Brewing Vodka: Distilling Pure Knowledge for Lightweight Threat Detection in Audit Logs

Advanced Persistent Threats (APTs) are continuously evolving, leveraging their stealthiness and persistence to put increasing pressure on current provenance-based Intrusion Detection Systems (IDS). This evolution exposes several critical issues: (1) The dense interaction between malicious and benign nodes within provenance graphs introduces neighbor noise, hindering effective detection; (2) The complex prediction mechanisms of existing APTs detection models lead to the insufficient utilization of prior knowledge embedded in the data; (3) The high computational cost makes detection impractical. To address these challenges, we propose Vodka, a lightweight threat detection system built on a knowledge distillation framework, capable of node-level detection within audit log provenance graphs.
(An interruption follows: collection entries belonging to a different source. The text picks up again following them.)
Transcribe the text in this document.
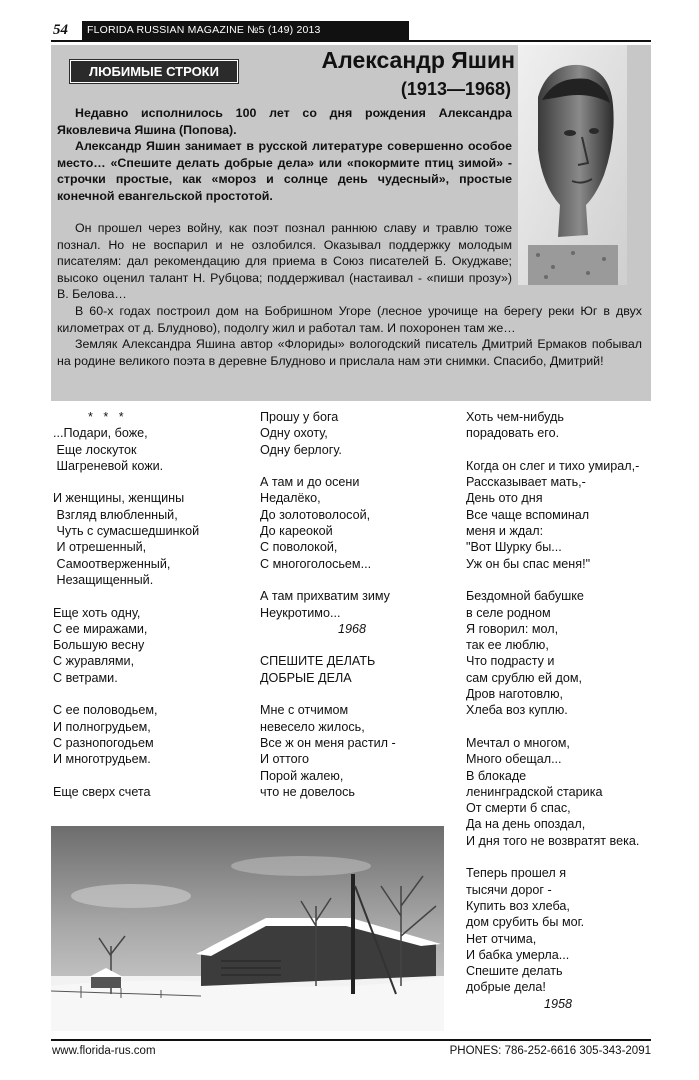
54	FLORIDA RUSSIAN MAGAZINE №5 (149) 2013
ЛЮБИМЫЕ СТРОКИ	Александр Яшин
(1913—1968)

Недавно исполнилось 100 лет со дня рождения Александра Яковлевича Яшина (Попова).

Александр Яшин занимает в русской литературе совершенно особое место… «Спешите делать добрые дела» или «покормите птиц зимой» - строчки простые, как «мороз и солнце день чудесный», простые конечной евангельской простотой.

Он прошел через войну, как поэт познал раннюю славу и травлю тоже познал. Но не воспарил и не озлобился. Оказывал поддержку молодым писателям: дал рекомендацию для приема в Союз писателей Б. Окуджаве; высоко оценил талант Н. Рубцова; поддерживал (настаивал - «пиши прозу») В. Белова…

В 60-х годах построил дом на Бобришном Угоре (лесное урочище на берегу реки Юг в двух километрах от д. Блудново), подолгу жил и работал там. И похоронен там же…

Земляк Александра Яшина автор «Флориды» вологодский писатель Дмитрий Ермаков побывал на родине великого поэта в деревне Блудново и прислала нам эти снимки. Спасибо, Дмитрий!

*   *   *
...Подари, боже,
Еще лоскуток
Шагреневой кожи.

И женщины, женщины
Взгляд влюбленный,
Чуть с сумасшедшинкой
И отрешенный,
Самоотверженный,
Незащищенный.

Еще хоть одну,
С ее миражами,
Большую весну
С журавлями,
С ветрами.

С ее половодьем,
И полногрудьем,
С разнопогодьем
И многотрудьем.

Еще сверх счета
Прошу у бога
Одну охоту,
Одну берлогу.

А там и до осени
Недалёко,
До золотоволосой,
До кареокой
С поволокой,
С многоголосьем...

А там прихватим зиму
Неукротимо...
1968

СПЕШИТЕ ДЕЛАТЬ
ДОБРЫЕ ДЕЛА

Мне с отчимом
невесело жилось,
Все ж он меня растил -
И оттого
Порой жалею,
что не довелось
Хоть чем-нибудь
порадовать его.

Когда он слег и тихо умирал,-
Рассказывает мать,-
День ото дня
Все чаще вспоминал
меня и ждал:
"Вот Шурку бы...
Уж он бы спас меня!"

Бездомной бабушке
в селе родном
Я говорил: мол,
так ее люблю,
Что подрасту и
сам срублю ей дом,
Дров наготовлю,
Хлеба воз куплю.

Мечтал о многом,
Много обещал...
В блокаде
ленинградской старика
От смерти б спас,
Да на день опоздал,
И дня того не возвратят века.

Теперь прошел я
тысячи дорог -
Купить воз хлеба,
дом срубить бы мог.
Нет отчима,
И бабка умерла...
Спешите делать
добрые дела!
1958
www.florida-rus.com	PHONES: 786-252-6616 305-343-2091
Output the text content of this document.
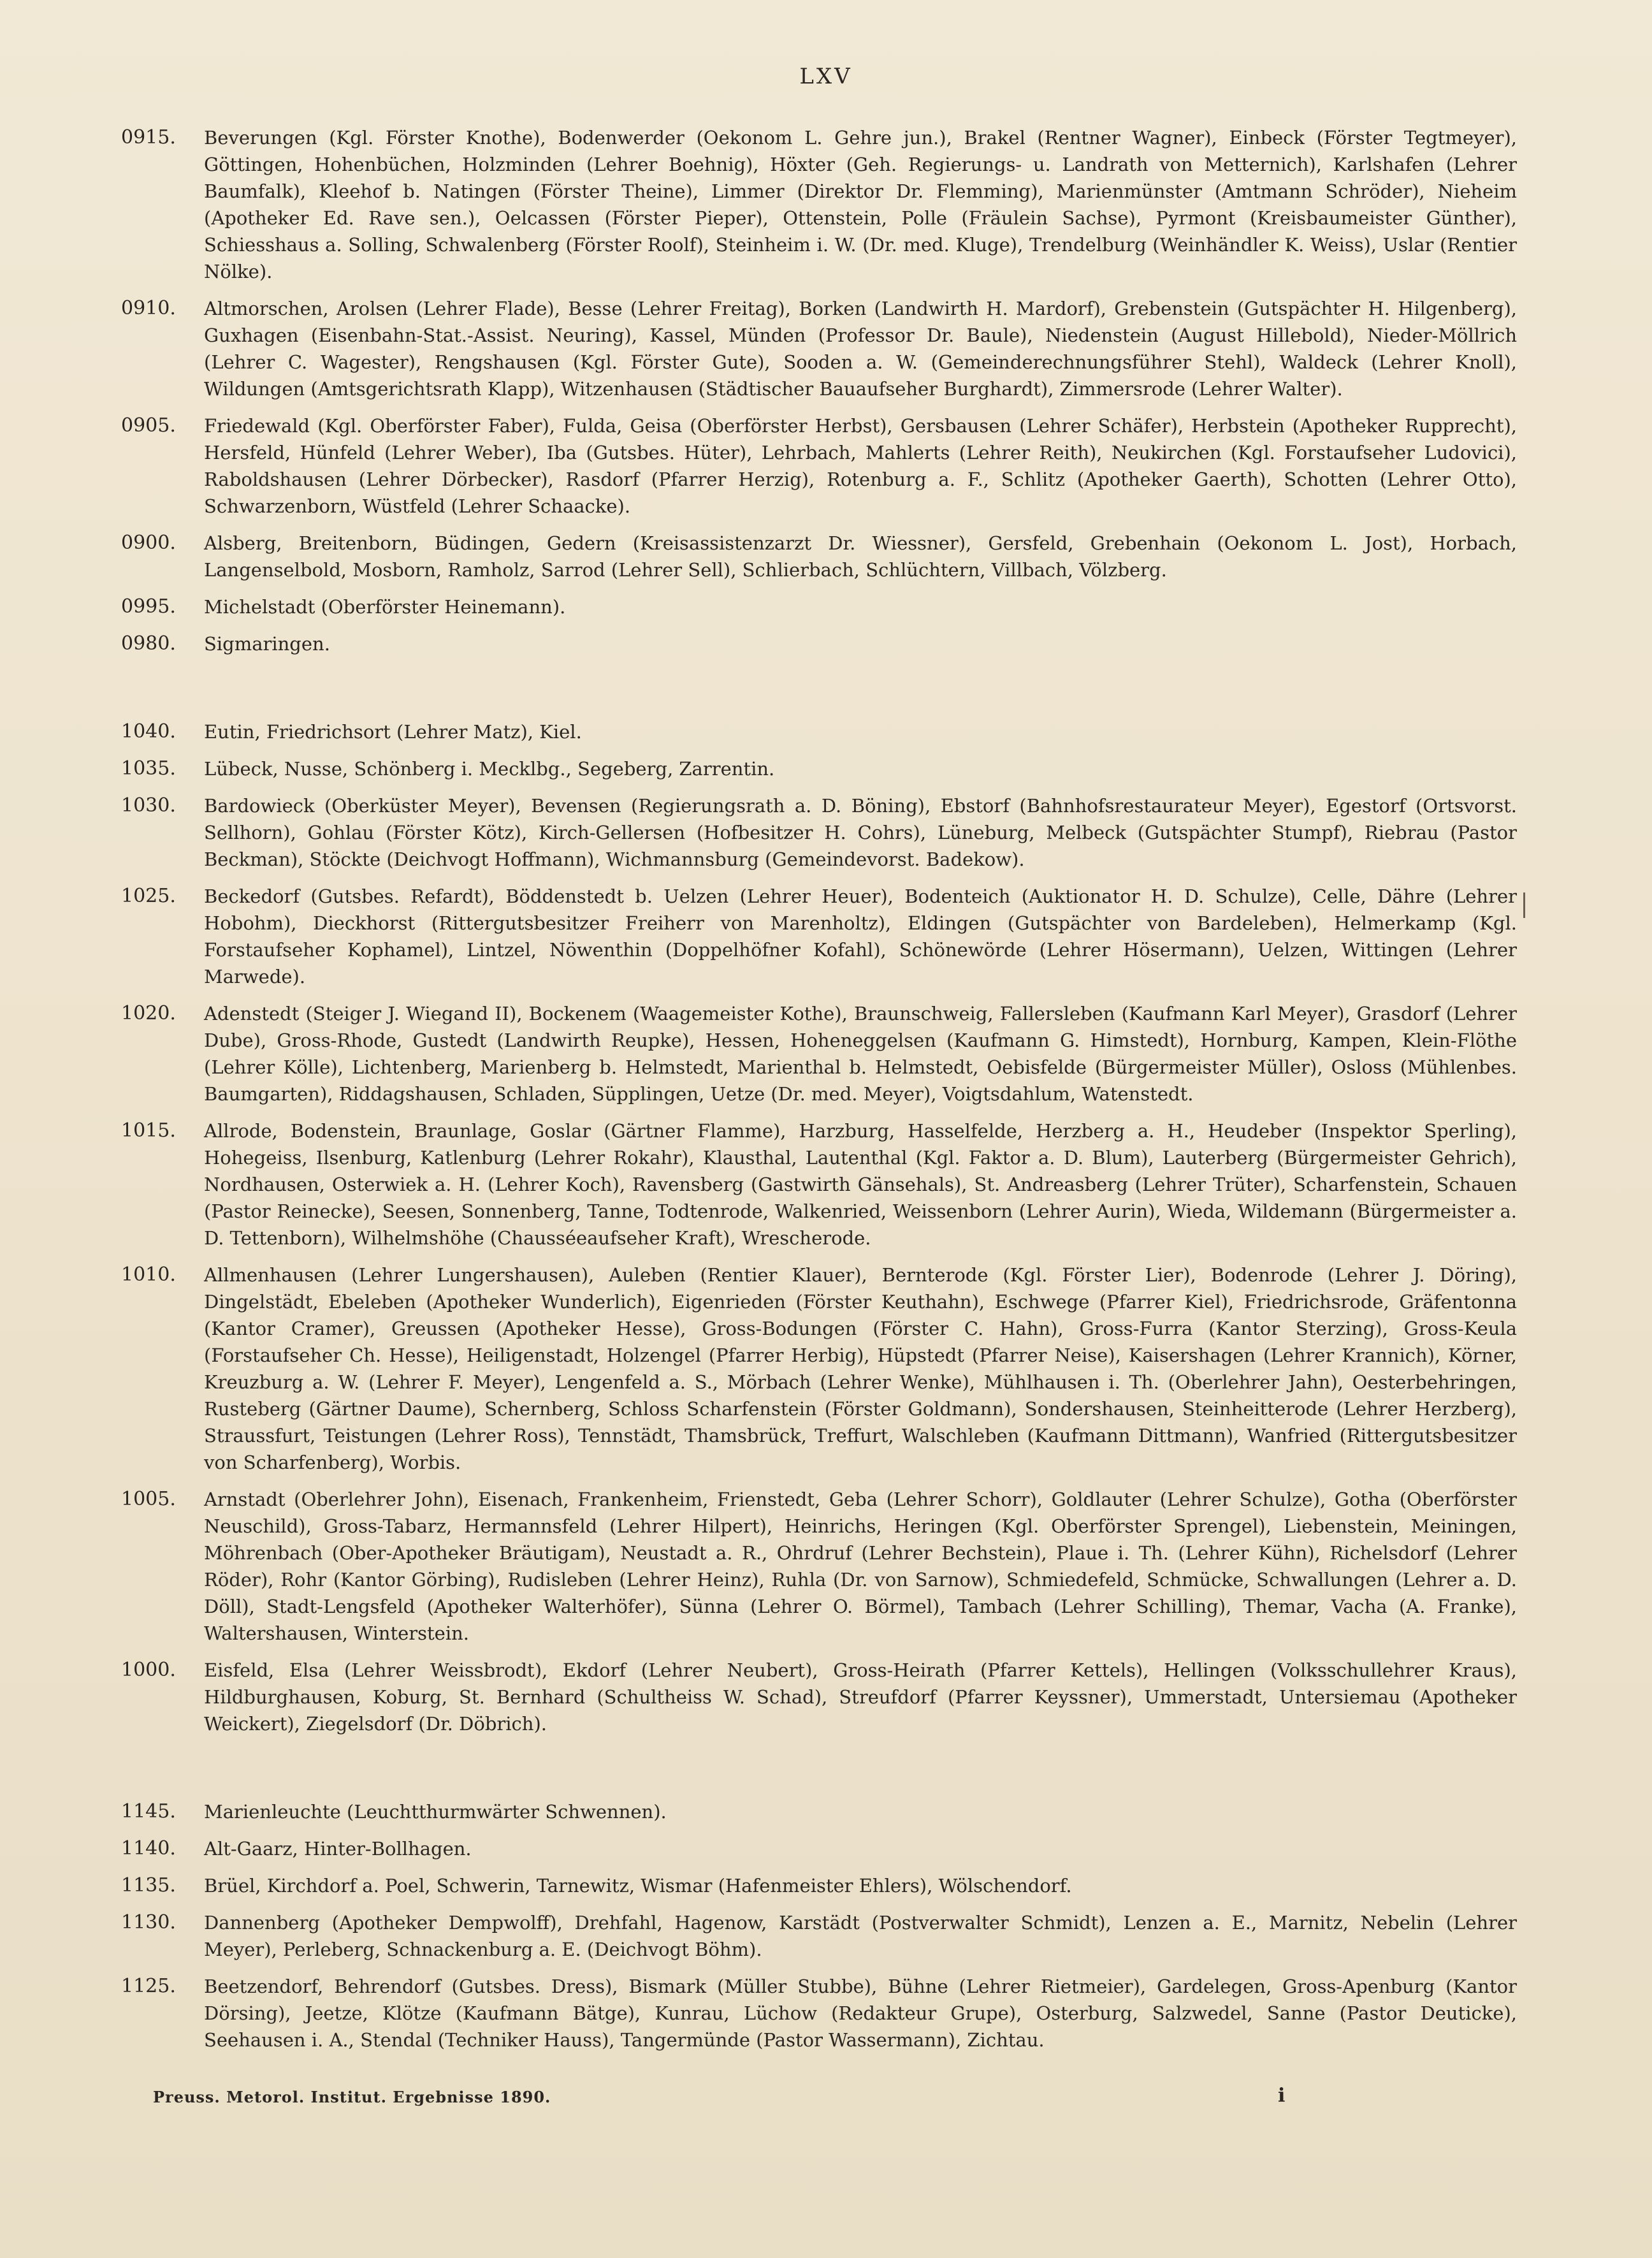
LXV
0915.	Beverungen (Kgl. Förster Knothe), Bodenwerder (Oekonom L. Gehre jun.), Brakel (Rentner Wagner), Einbeck (Förster Tegtmeyer), Göttingen, Hohenbüchen, Holzminden (Lehrer Boehnig), Höxter (Geh. Regierungs- u. Landrath von Metternich), Karlshafen (Lehrer Baumfalk), Kleehof b. Natingen (Förster Theine), Limmer (Direktor Dr. Flemming), Marienmünster (Amtmann Schröder), Nieheim (Apotheker Ed. Rave sen.), Oelcassen (Förster Pieper), Ottenstein, Polle (Fräulein Sachse), Pyrmont (Kreisbaumeister Günther), Schiesshaus a. Solling, Schwalenberg (Förster Roolf), Steinheim i. W. (Dr. med. Kluge), Trendelburg (Weinhändler K. Weiss), Uslar (Rentier Nölke).
0910.	Altmorschen, Arolsen (Lehrer Flade), Besse (Lehrer Freitag), Borken (Landwirth H. Mardorf), Grebenstein (Gutspächter H. Hilgenberg), Guxhagen (Eisenbahn-Stat.-Assist. Neuring), Kassel, Münden (Professor Dr. Baule), Niedenstein (August Hillebold), Nieder-Möllrich (Lehrer C. Wagester), Rengshausen (Kgl. Förster Gute), Sooden a. W. (Gemeinderechnungsführer Stehl), Waldeck (Lehrer Knoll), Wildungen (Amtsgerichtsrath Klapp), Witzenhausen (Städtischer Bauaufseher Burghardt), Zimmersrode (Lehrer Walter).
0905.	Friedewald (Kgl. Oberförster Faber), Fulda, Geisa (Oberförster Herbst), Gersbausen (Lehrer Schäfer), Herbstein (Apotheker Rupprecht), Hersfeld, Hünfeld (Lehrer Weber), Iba (Gutsbes. Hüter), Lehrbach, Mahlerts (Lehrer Reith), Neukirchen (Kgl. Forstaufseher Ludovici), Raboldshausen (Lehrer Dörbecker), Rasdorf (Pfarrer Herzig), Rotenburg a. F., Schlitz (Apotheker Gaerth), Schotten (Lehrer Otto), Schwarzenborn, Wüstfeld (Lehrer Schaacke).
0900.	Alsberg, Breitenborn, Büdingen, Gedern (Kreisassistenzarzt Dr. Wiessner), Gersfeld, Grebenhain (Oekonom L. Jost), Horbach, Langenselbold, Mosborn, Ramholz, Sarrod (Lehrer Sell), Schlierbach, Schlüchtern, Villbach, Völzberg.
0995.	Michelstadt (Oberförster Heinemann).
0980.	Sigmaringen.
1040.	Eutin, Friedrichsort (Lehrer Matz), Kiel.
1035.	Lübeck, Nusse, Schönberg i. Mecklbg., Segeberg, Zarrentin.
1030.	Bardowieck (Oberküster Meyer), Bevensen (Regierungsrath a. D. Böning), Ebstorf (Bahnhofsrestaurateur Meyer), Egestorf (Ortsvorst. Sellhorn), Gohlau (Förster Kötz), Kirch-Gellersen (Hofbesitzer H. Cohrs), Lüneburg, Melbeck (Gutspächter Stumpf), Riebrau (Pastor Beckman), Stöckte (Deichvogt Hoffmann), Wichmannsburg (Gemeindevorst. Badekow).
1025.	Beckedorf (Gutsbes. Refardt), Böddenstedt b. Uelzen (Lehrer Heuer), Bodenteich (Auktionator H. D. Schulze), Celle, Dähre (Lehrer Hobohm), Dieckhorst (Rittergutsbesitzer Freiherr von Marenholtz), Eldingen (Gutspächter von Bardeleben), Helmerkamp (Kgl. Forstaufseher Kophamel), Lintzel, Nöwenthin (Doppelhöfner Kofahl), Schönewörde (Lehrer Hösermann), Uelzen, Wittingen (Lehrer Marwede).
1020.	Adenstedt (Steiger J. Wiegand II), Bockenem (Waagemeister Kothe), Braunschweig, Fallersleben (Kaufmann Karl Meyer), Grasdorf (Lehrer Dube), Gross-Rhode, Gustedt (Landwirth Reupke), Hessen, Hoheneggelsen (Kaufmann G. Himstedt), Hornburg, Kampen, Klein-Flöthe (Lehrer Kölle), Lichtenberg, Marienberg b. Helmstedt, Marienthal b. Helmstedt, Oebisfelde (Bürgermeister Müller), Osloss (Mühlenbes. Baumgarten), Riddagshausen, Schladen, Süpplingen, Uetze (Dr. med. Meyer), Voigtsdahlum, Watenstedt.
1015.	Allrode, Bodenstein, Braunlage, Goslar (Gärtner Flamme), Harzburg, Hasselfelde, Herzberg a. H., Heudeber (Inspektor Sperling), Hohegeiss, Ilsenburg, Katlenburg (Lehrer Rokahr), Klausthal, Lautenthal (Kgl. Faktor a. D. Blum), Lauterberg (Bürgermeister Gehrich), Nordhausen, Osterwiek a. H. (Lehrer Koch), Ravensberg (Gastwirth Gänsehals), St. Andreasberg (Lehrer Trüter), Scharfenstein, Schauen (Pastor Reinecke), Seesen, Sonnenberg, Tanne, Todtenrode, Walkenried, Weissenborn (Lehrer Aurin), Wieda, Wildemann (Bürgermeister a. D. Tettenborn), Wilhelmshöhe (Chausséeaufseher Kraft), Wrescherode.
1010.	Allmenhausen (Lehrer Lungershausen), Auleben (Rentier Klauer), Bernterode (Kgl. Förster Lier), Bodenrode (Lehrer J. Döring), Dingelstädt, Ebeleben (Apotheker Wunderlich), Eigenrieden (Förster Keuthahn), Eschwege (Pfarrer Kiel), Friedrichsrode, Gräfentonna (Kantor Cramer), Greussen (Apotheker Hesse), Gross-Bodungen (Förster C. Hahn), Gross-Furra (Kantor Sterzing), Gross-Keula (Forstaufseher Ch. Hesse), Heiligenstadt, Holzengel (Pfarrer Herbig), Hüpstedt (Pfarrer Neise), Kaisershagen (Lehrer Krannich), Körner, Kreuzburg a. W. (Lehrer F. Meyer), Lengenfeld a. S., Mörbach (Lehrer Wenke), Mühlhausen i. Th. (Oberlehrer Jahn), Oesterbehringen, Rusteberg (Gärtner Daume), Schernberg, Schloss Scharfenstein (Förster Goldmann), Sondershausen, Steinheitterode (Lehrer Herzberg), Straussfurt, Teistungen (Lehrer Ross), Tennstädt, Thamsbrück, Treffurt, Walschleben (Kaufmann Dittmann), Wanfried (Rittergutsbesitzer von Scharfenberg), Worbis.
1005.	Arnstadt (Oberlehrer John), Eisenach, Frankenheim, Frienstedt, Geba (Lehrer Schorr), Goldlauter (Lehrer Schulze), Gotha (Oberförster Neuschild), Gross-Tabarz, Hermannsfeld (Lehrer Hilpert), Heinrichs, Heringen (Kgl. Oberförster Sprengel), Liebenstein, Meiningen, Möhrenbach (Ober-Apotheker Bräutigam), Neustadt a. R., Ohrdruf (Lehrer Bechstein), Plaue i. Th. (Lehrer Kühn), Richelsdorf (Lehrer Röder), Rohr (Kantor Görbing), Rudisleben (Lehrer Heinz), Ruhla (Dr. von Sarnow), Schmiedefeld, Schmücke, Schwallungen (Lehrer a. D. Döll), Stadt-Lengsfeld (Apotheker Walterhöfer), Sünna (Lehrer O. Börmel), Tambach (Lehrer Schilling), Themar, Vacha (A. Franke), Waltershausen, Winterstein.
1000.	Eisfeld, Elsa (Lehrer Weissbrodt), Ekdorf (Lehrer Neubert), Gross-Heirath (Pfarrer Kettels), Hellingen (Volksschullehrer Kraus), Hildburghausen, Koburg, St. Bernhard (Schultheiss W. Schad), Streufdorf (Pfarrer Keyssner), Ummerstadt, Untersiemau (Apotheker Weickert), Ziegelsdorf (Dr. Döbrich).
1145.	Marienleuchte (Leuchtthurmwärter Schwennen).
1140.	Alt-Gaarz, Hinter-Bollhagen.
1135.	Brüel, Kirchdorf a. Poel, Schwerin, Tarnewitz, Wismar (Hafenmeister Ehlers), Wölschendorf.
1130.	Dannenberg (Apotheker Dempwolff), Drehfahl, Hagenow, Karstädt (Postverwalter Schmidt), Lenzen a. E., Marnitz, Nebelin (Lehrer Meyer), Perleberg, Schnackenburg a. E. (Deichvogt Böhm).
1125.	Beetzendorf, Behrendorf (Gutsbes. Dress), Bismark (Müller Stubbe), Bühne (Lehrer Rietmeier), Gardelegen, Gross-Apenburg (Kantor Dörsing), Jeetze, Klötze (Kaufmann Bätge), Kunrau, Lüchow (Redakteur Grupe), Osterburg, Salzwedel, Sanne (Pastor Deuticke), Seehausen i. A., Stendal (Techniker Hauss), Tangermünde (Pastor Wassermann), Zichtau.
Preuss. Metorol. Institut. Ergebnisse 1890.	i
Specifically, Vodka applies graph Laplacian regularization to reduce neighbor noise, obtaining smoothed and denoised graph signals. Subsequently, Vodka employs a teacher model based on GNNs to extract knowledge, which is then distilled into a lightweight student model. The student model is designed as a trainable combination of a feature transformation module and a personalized PageRank random walk label propagation module, with the former capturing feature knowledge and the latter learning label and structural knowledge. After distillation, the student model benefits from the knowledge of the teacher model to perform precise threat detection. Finally, Vodka reconstructs attack paths from anomalous nodes, providing insight into the attackers' strategies. We evaluate Vodka through extensive experiments on three public datasets and compare its performance against several state-of-the-art IDS solutions. The results demonstrate that Vodka achieves outstanding detection accuracy across all scenarios and the detection time is 1.4 to 5.2 times faster than the current state-of-the-art methods.

翻译：高级持续性威胁（APT）持续演进，利用其隐蔽性和持久性给当前基于溯源图的入侵检测系统（IDS）带来日益增长的压力。这一演进暴露出若干关键问题：（1）溯源图中恶意节点与良性节点间的密集交互引入了邻居噪声，阻碍了有效检测；（2）现有APT检测模型复杂的预测机制导致数据中蕴含的先验知识利用不足；（3）高昂的计算成本使得检测难以实际应用。为应对这些挑战，我们提出了Vodka，一个基于知识蒸馏框架构建的轻量级威胁检测系统，能够在审计日志溯源图中实现节点级检测。具体而言，Vodka应用图拉普拉斯正则化来减少邻居噪声，获得平滑且去噪后的图信号。随后，Vodka采用基于图神经网络（GNN）的教师模型来提取知识，并将其蒸馏到一个轻量级的学生模型中。该学生模型被设计为一个可训练的特征转换模块与个性化PageRank随机游走标签传播模块的组合，前者用于捕获特征知识，后者则学习标签和结构知识。经过蒸馏后，学生模型受益于教师模型的知识，能够执行精确的威胁检测。最后，Vodka从异常节点重建攻击路径，从而洞察攻击者的策略。我们在三个公开数据集上通过大量实验评估了Vodka，并将其性能与多种最先进的IDS解决方案进行了比较。结果表明，Vodka在所有场景下均实现了卓越的检测准确率，且检测时间比当前最先进方法快1.4至5.2倍。